LE TRIBUNAL ADMINISTRATIF

DE PREMIÈRE INSTANCE

1.             déclare irrecevable le recours interjeté le 29 janvier 2024 par A______ contre les décisions de l'office cantonal des véhicules des 15 mars et 4 juillet 2023 et contre le courrier de l'office cantonal des véhicules du 13 décembre 2023 ;

2.             met à la charge du recourant un émolument de CHF 500.- ;

3.             le laisse à la charge de l'État de Genève, sous réserve de la décision finale de l'assistance juridique en application de l'art. 19 al. 1 RAJ ;

4.             dit qu’il n’est pas alloué d’indemnité de procédure ;

5.             dit que, conformément aux art. 132 LOJ, 62 al. 1 let. a et 65 LPA, le présent jugement est susceptible de faire l'objet d'un recours auprès de la chambre administrative de la Cour de justice (10 rue de Saint-Léger, case postale 1956, 1211 Genève 1) dans les trente jours à compter de sa notification.
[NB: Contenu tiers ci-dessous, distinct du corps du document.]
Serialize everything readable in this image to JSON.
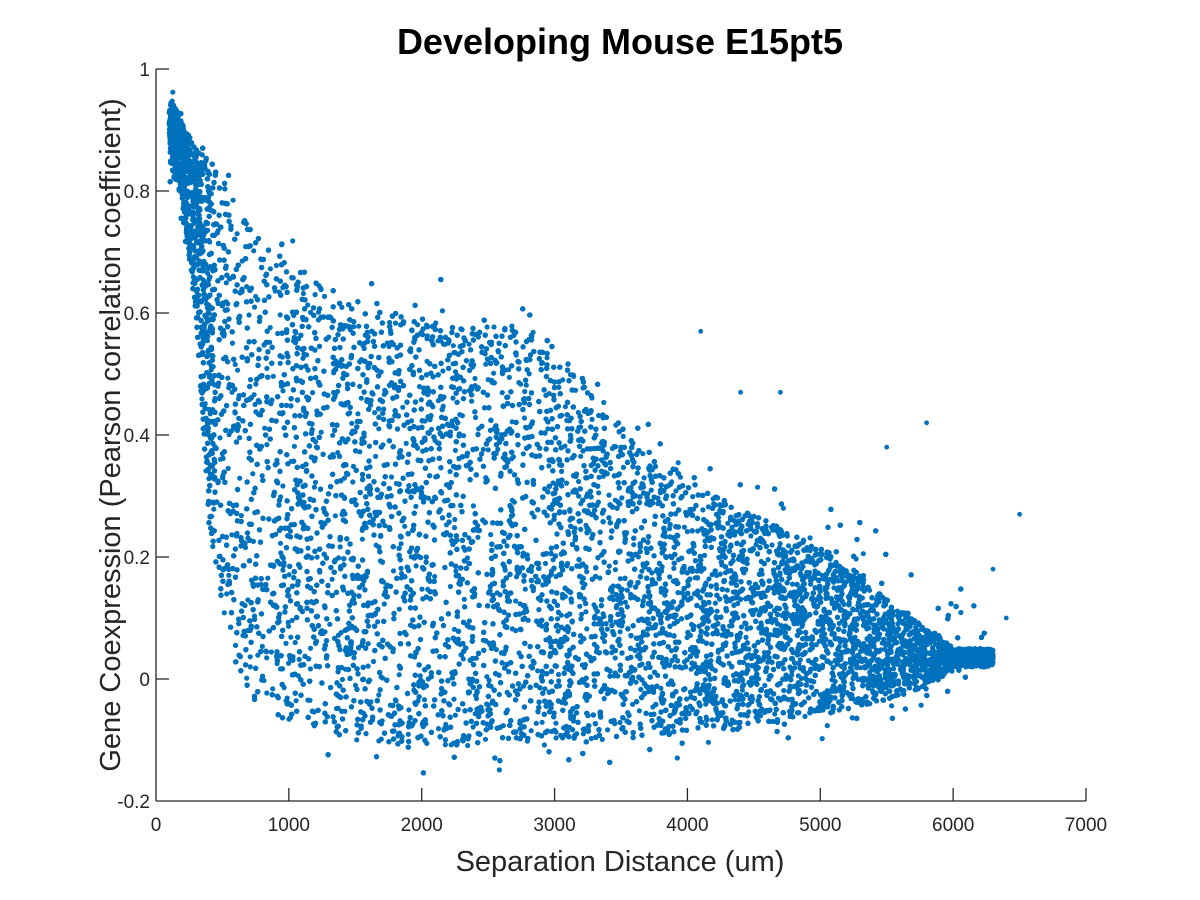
{
  "chart_data": {
    "type": "scatter",
    "title": "Developing Mouse E15pt5",
    "xlabel": "Separation Distance (um)",
    "ylabel": "Gene Coexpression (Pearson correlation coefficient)",
    "xlim": [
      0,
      7000
    ],
    "ylim": [
      -0.2,
      1
    ],
    "xticks": [
      0,
      1000,
      2000,
      3000,
      4000,
      5000,
      6000,
      7000
    ],
    "yticks": [
      -0.2,
      0,
      0.2,
      0.4,
      0.6,
      0.8,
      1
    ],
    "xtick_labels": [
      "0",
      "1000",
      "2000",
      "3000",
      "4000",
      "5000",
      "6000",
      "7000"
    ],
    "ytick_labels": [
      "-0.2",
      "0",
      "0.2",
      "0.4",
      "0.6",
      "0.8",
      "1"
    ],
    "grid": false,
    "box": false,
    "marker_color": "#0072BD",
    "series": [
      {
        "distribution": {
          "upper_envelope": [
            [
              100,
              0.98
            ],
            [
              150,
              0.96
            ],
            [
              200,
              0.93
            ],
            [
              250,
              0.92
            ],
            [
              300,
              0.89
            ],
            [
              350,
              0.88
            ],
            [
              400,
              0.87
            ],
            [
              500,
              0.84
            ],
            [
              600,
              0.81
            ],
            [
              800,
              0.77
            ],
            [
              1000,
              0.73
            ],
            [
              1200,
              0.71
            ],
            [
              1400,
              0.69
            ],
            [
              1600,
              0.67
            ],
            [
              1800,
              0.66
            ],
            [
              2000,
              0.66
            ],
            [
              2200,
              0.66
            ],
            [
              2400,
              0.67
            ],
            [
              2600,
              0.67
            ],
            [
              2800,
              0.66
            ],
            [
              3000,
              0.62
            ],
            [
              3200,
              0.57
            ],
            [
              3400,
              0.52
            ],
            [
              3600,
              0.47
            ],
            [
              3800,
              0.42
            ],
            [
              4000,
              0.38
            ],
            [
              4200,
              0.36
            ],
            [
              4500,
              0.33
            ],
            [
              4800,
              0.31
            ],
            [
              5100,
              0.28
            ],
            [
              5400,
              0.25
            ],
            [
              5700,
              0.21
            ],
            [
              5900,
              0.18
            ],
            [
              6100,
              0.14
            ],
            [
              6300,
              0.08
            ]
          ],
          "lower_envelope": [
            [
              100,
              0.82
            ],
            [
              150,
              0.78
            ],
            [
              200,
              0.73
            ],
            [
              250,
              0.7
            ],
            [
              300,
              0.62
            ],
            [
              350,
              0.45
            ],
            [
              400,
              0.3
            ],
            [
              450,
              0.2
            ],
            [
              500,
              0.1
            ],
            [
              600,
              0.01
            ],
            [
              700,
              -0.05
            ],
            [
              800,
              -0.09
            ],
            [
              1000,
              -0.11
            ],
            [
              1200,
              -0.13
            ],
            [
              1400,
              -0.14
            ],
            [
              1600,
              -0.15
            ],
            [
              1800,
              -0.155
            ],
            [
              2000,
              -0.16
            ],
            [
              2500,
              -0.155
            ],
            [
              3000,
              -0.15
            ],
            [
              3500,
              -0.145
            ],
            [
              4000,
              -0.13
            ],
            [
              4500,
              -0.12
            ],
            [
              5000,
              -0.1
            ],
            [
              5400,
              -0.08
            ],
            [
              5700,
              -0.05
            ],
            [
              5900,
              -0.03
            ],
            [
              6100,
              0.0
            ],
            [
              6300,
              0.05
            ]
          ],
          "dense_upper": [
            [
              100,
              0.96
            ],
            [
              200,
              0.91
            ],
            [
              300,
              0.87
            ],
            [
              400,
              0.85
            ],
            [
              500,
              0.82
            ],
            [
              600,
              0.78
            ],
            [
              800,
              0.72
            ],
            [
              1000,
              0.68
            ],
            [
              1200,
              0.65
            ],
            [
              1500,
              0.62
            ],
            [
              1800,
              0.6
            ],
            [
              2000,
              0.59
            ],
            [
              2300,
              0.58
            ],
            [
              2600,
              0.58
            ],
            [
              2800,
              0.58
            ],
            [
              3000,
              0.55
            ],
            [
              3200,
              0.5
            ],
            [
              3500,
              0.42
            ],
            [
              3800,
              0.36
            ],
            [
              4000,
              0.33
            ],
            [
              4300,
              0.29
            ],
            [
              4600,
              0.26
            ],
            [
              4900,
              0.23
            ],
            [
              5200,
              0.19
            ],
            [
              5500,
              0.13
            ],
            [
              5700,
              0.1
            ],
            [
              5900,
              0.07
            ],
            [
              6000,
              0.05
            ]
          ],
          "dense_lower": [
            [
              100,
              0.85
            ],
            [
              200,
              0.78
            ],
            [
              300,
              0.6
            ],
            [
              400,
              0.25
            ],
            [
              500,
              0.12
            ],
            [
              600,
              0.02
            ],
            [
              700,
              -0.03
            ],
            [
              900,
              -0.06
            ],
            [
              1200,
              -0.08
            ],
            [
              1500,
              -0.1
            ],
            [
              2000,
              -0.11
            ],
            [
              2500,
              -0.11
            ],
            [
              3000,
              -0.1
            ],
            [
              3500,
              -0.1
            ],
            [
              4000,
              -0.09
            ],
            [
              4500,
              -0.08
            ],
            [
              5000,
              -0.06
            ],
            [
              5400,
              -0.04
            ],
            [
              5700,
              -0.02
            ],
            [
              5900,
              0.0
            ],
            [
              6000,
              0.02
            ]
          ],
          "notable_outliers": [
            [
              4100,
              0.57
            ],
            [
              4400,
              0.47
            ],
            [
              5800,
              0.42
            ],
            [
              6500,
              0.27
            ],
            [
              6400,
              0.1
            ],
            [
              6300,
              0.18
            ],
            [
              4700,
              0.47
            ],
            [
              5500,
              0.38
            ]
          ],
          "x_range": [
            100,
            6500
          ],
          "approx_point_count": 26000
        }
      }
    ]
  }
}
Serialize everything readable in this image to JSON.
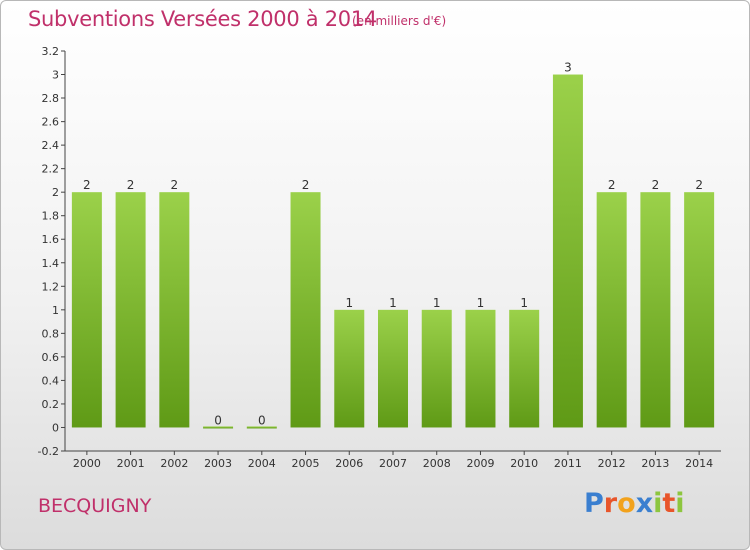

L'acte de recours doit être dûment motivé et contenir, sous peine d'irrecevabilité, la désignation du jugement attaqué et les conclusions du recourant. Il doit être accompagné du présent jugement et des autres pièces dont dispose le recourant.

 

Au nom du Tribunal :

La présidente

Sophie CORNIOLEY BERGER

 

Copie conforme de ce jugement est communiquée aux parties.